We also have to acknowledge that consumer choices are often not made in isolation. For example, by increasing the age at which people are required to take minimum distributions from retirement, how might this affect other choices? For example, what impact might it have on how people think about claiming Social Security? Thinking architecture, such as how people construct their preferences using a mixture of fast and slow thinking processes (Payne et al., 1999), is another behavioral angle to consider.

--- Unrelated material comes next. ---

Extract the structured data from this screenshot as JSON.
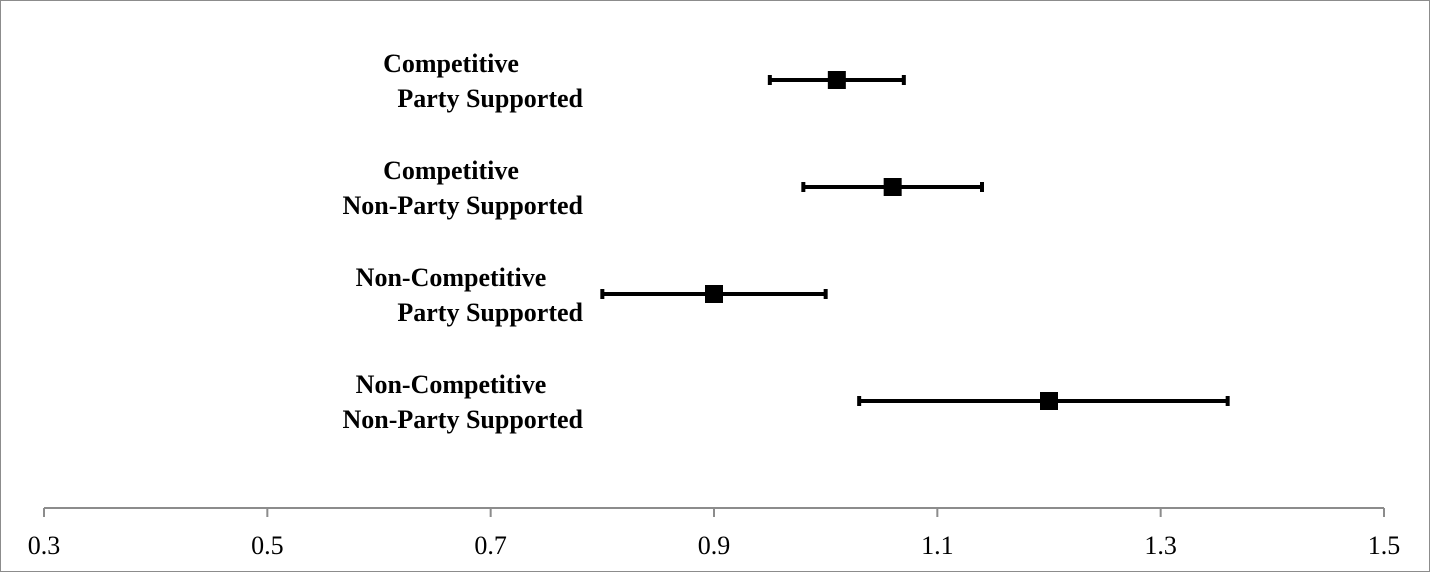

Where does this leave us? In the case of Secure Act 2.0, one way to look at this is in terms of an exogeneous event that constituents have to react to (e.g., employers, advisors, platforms, systems providers, investment managers). However, there will also be those that look at this as an opportunity. There will be some players that will be way more agile than others and able to capitalize on both important behavioral implications and operational tactics.

But this discussion isn’t limited to Secure Act 2.0…

Whether facing an exogeneous event or proactively working an important business problem, here are three strategies informed by behavioral economics that companies and individuals can use:

  • To avoid blindspots with group decision making, consider setting up a Red Team to approach problem and think way outside of the box (Cass Sunstein discusses Red Teaming in his book, Wiser). My twist would be that you might consider setting up a Behavioral Red Team or a Red Team with behavioral economics advisor embedded within.
  • Anchoring is a powerful force that inhibits change. Use a whiteboard exercise to think about ideal approaches to solving a problem. Maybe it can be part of a Spring-cleaning or offsite event for your company.
  • Use behavioral lenses to examine the problem. A choice architecture lens, such as the way defaults are used, is one such lens. But there are other lenses out there, such as the way information is framed. (See Shu et al. for an example of reframing savings decision using pennies and potentially heterogenous treatment effects on people with different income levels).

References:

  • Carroll, Gabriel D., James J. Choi, David Laibson, Brigitte C. Madrian, and Andrew Metrick. “Optimal defaults and active decisions.” The Quarterly Journal of Economics 124, no. 4 (2009): 1639-1674.
  • Johnson, Eric J., and Daniel Goldstein. “Do defaults save lives?.” Science 302, no. 5649 (2003): 1338-1339.
  • Johnson, Eric J., Suzanne B. Shu, Benedict GC Dellaert, Craig Fox, Daniel G. Goldstein, Gerald Häubl, Richard P. Larrick et al. “Beyond nudges: Tools of a choice architecture.” Marketing Letters 23, no. 2 (2012): 487-504.
  • Payne, John W., James R. Bettman, David A. Schkade, Norbert Schwarz, and Robin Gregory. “Measuring constructed preferences: Towards a building code.” In Elicitation of Preferences, pp. 243-275. Springer, Dordrecht, 1999.
  • Shu, Stephen, Hal Hershfield, Richard Mason, and Shlomo Benartzi. “Reducing Savings Gaps Through Pennies Versus Percent Framing.” (Working Paper 2022).
  • Sunstein, Cass R., and Reid Hastie. Wiser: Getting beyond groupthink to make groups smarter. Harvard Business Press, 2015.